Bunny Bottom Bark Recipe
This adorable candy makes a cute addition to Easter baskets and requires only a few ingredients..
- 4 cups pastel multicolor mini marshmallows
- 12 ounces white candy melts or white chocolate chips
- 12 large white marshmallows
- 3 tablespoons white nonpareils
- 2 tablespoons marshmallow fluff
- 16 pink heart candies
- 48 pink confetti sprinkles
1. Heat the white candy melts in the microwave at 30-second intervals at 100 percent power until you can stir it smooth. Place the mini pastel marshmallows in a large bowl. Pour the melted candy on top and fold together using a large rubber spatula.
2. Pour the mixture into a large baking sheet, and smooth into an even layer. Sprinkle white nonpareils on top. Transfer the pan to the refrigerator for 10 minutes or until the candy firms. You may also leave it at room temperature until the candy sets, about 20 minutes.

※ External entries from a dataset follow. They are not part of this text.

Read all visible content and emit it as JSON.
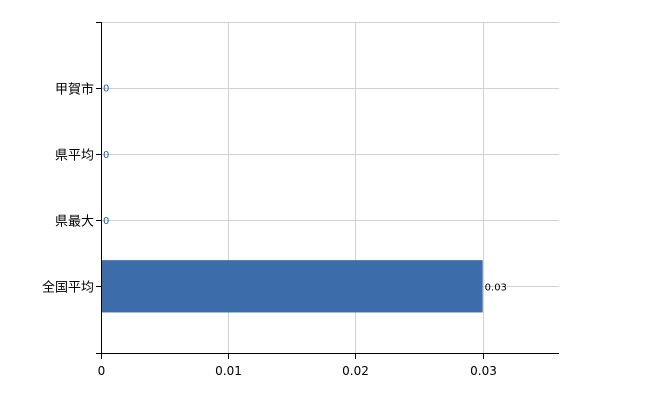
{
  "chart_data": {
    "type": "bar",
    "orientation": "horizontal",
    "categories": [
      "甲賀市",
      "県平均",
      "県最大",
      "全国平均"
    ],
    "values": [
      0,
      0,
      0,
      0.03
    ],
    "data_labels": [
      "0",
      "0",
      "0",
      "0.03"
    ],
    "xlim": [
      0,
      0.036
    ],
    "xticks": [
      0,
      0.01,
      0.02,
      0.03
    ],
    "xtick_labels": [
      "0",
      "0.01",
      "0.02",
      "0.03"
    ],
    "grid": true,
    "colors": {
      "bar": "#3d6caa",
      "grid": "#d0d0d8",
      "axis": "#000000",
      "zero_label": "#1a5fb4"
    }
  }
}
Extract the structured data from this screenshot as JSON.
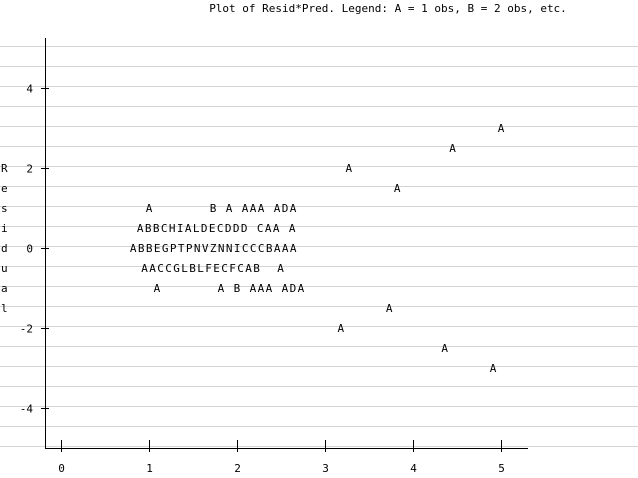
{
  "chart_data": {
    "type": "scatter",
    "title": "Plot of Resid*Pred.  Legend: A = 1 obs, B = 2 obs, etc.",
    "xlabel": "",
    "ylabel": "Residual",
    "xlim": [
      -0.2,
      5.3
    ],
    "ylim": [
      -4.95,
      5.05
    ],
    "x_ticks": [
      0,
      1,
      2,
      3,
      4,
      5
    ],
    "y_ticks": [
      -4,
      -2,
      0,
      2,
      4
    ],
    "grid": "horizontal",
    "legend": "A = 1 obs, B = 2 obs, etc.",
    "rows": [
      {
        "y": 3.0,
        "x": 5.0,
        "symbols": "A"
      },
      {
        "y": 2.5,
        "x": 4.45,
        "symbols": "A"
      },
      {
        "y": 2.0,
        "x": 3.27,
        "symbols": "A"
      },
      {
        "y": 1.5,
        "x": 3.82,
        "symbols": "A"
      },
      {
        "y": 1.0,
        "x": 1.0,
        "symbols": "A       B A AAA ADA"
      },
      {
        "y": 0.5,
        "x": 0.9,
        "symbols": "ABBCHIALDECDDD CAA A"
      },
      {
        "y": 0.0,
        "x": 0.82,
        "symbols": "ABBEGPTPNVZNNICCCBAAA"
      },
      {
        "y": -0.5,
        "x": 0.95,
        "symbols": "AACCGLBLFECFCAB  A"
      },
      {
        "y": -1.0,
        "x": 1.09,
        "symbols": "A       A B AAA ADA"
      },
      {
        "y": -1.5,
        "x": 3.73,
        "symbols": "A"
      },
      {
        "y": -2.0,
        "x": 3.18,
        "symbols": "A"
      },
      {
        "y": -2.5,
        "x": 4.36,
        "symbols": "A"
      },
      {
        "y": -3.0,
        "x": 4.91,
        "symbols": "A"
      }
    ]
  }
}
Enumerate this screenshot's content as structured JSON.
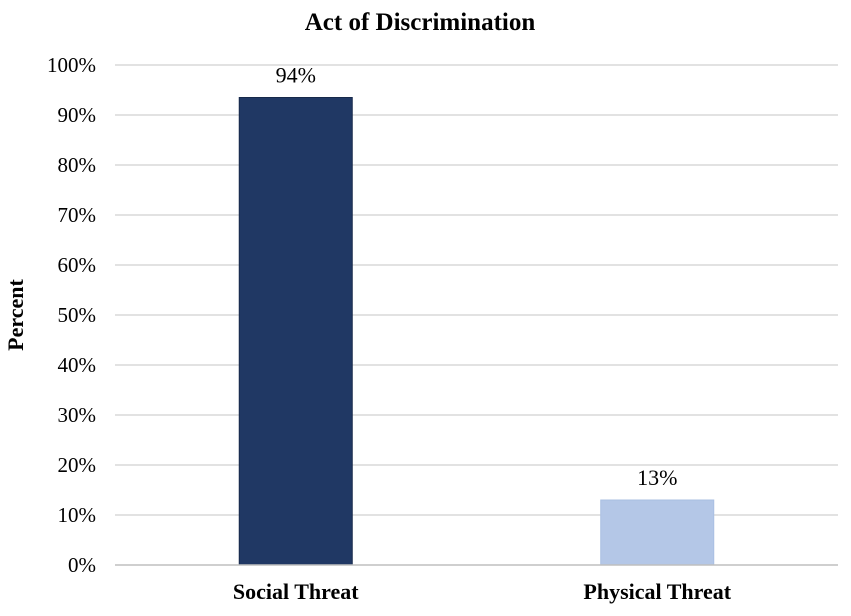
{
  "chart_data": {
    "type": "bar",
    "title": "Act of Discrimination",
    "xlabel": "",
    "ylabel": "Percent",
    "categories": [
      "Social Threat",
      "Physical Threat"
    ],
    "values": [
      93.5,
      13
    ],
    "data_labels": [
      "94%",
      "13%"
    ],
    "colors": [
      "#203864",
      "#b4c7e7"
    ],
    "ylim": [
      0,
      100
    ],
    "yticks": [
      0,
      10,
      20,
      30,
      40,
      50,
      60,
      70,
      80,
      90,
      100
    ],
    "ytick_labels": [
      "0%",
      "10%",
      "20%",
      "30%",
      "40%",
      "50%",
      "60%",
      "70%",
      "80%",
      "90%",
      "100%"
    ],
    "grid": true,
    "legend": "none"
  }
}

3. Use a 3.5-inch round cookie cutter or pastry ring to cut eight shapes from the candy. Cut and package leftover candy for snacking.
4. Cut four of the large marshmallows in half horizontally. Spoon a small amount of marshmallow cream onto the cut sides of the marshmallow halves. Place one marshmallow half in the center of each of the eight cut-outs for bunny tails.
5. Cut the remaining large marshmallows in half horizontally. Squeeze each half between your fingers to create an oval shape. The cut side of each marshmallow will be sticky. Place a pink heart candy and three confetti sprinkles to make toe pads on each of the cut sides of the oval-shaped marshmallows. On the opposite, non-sticky sides, add a dot of marshmallow cream and attach one to the left and one to the right side of the cut-out under the bunny tail marshmallow.
6. Package each bunny bottom in cellophane bags and add to Easter baskets, or display on a platter of edible Easter grass.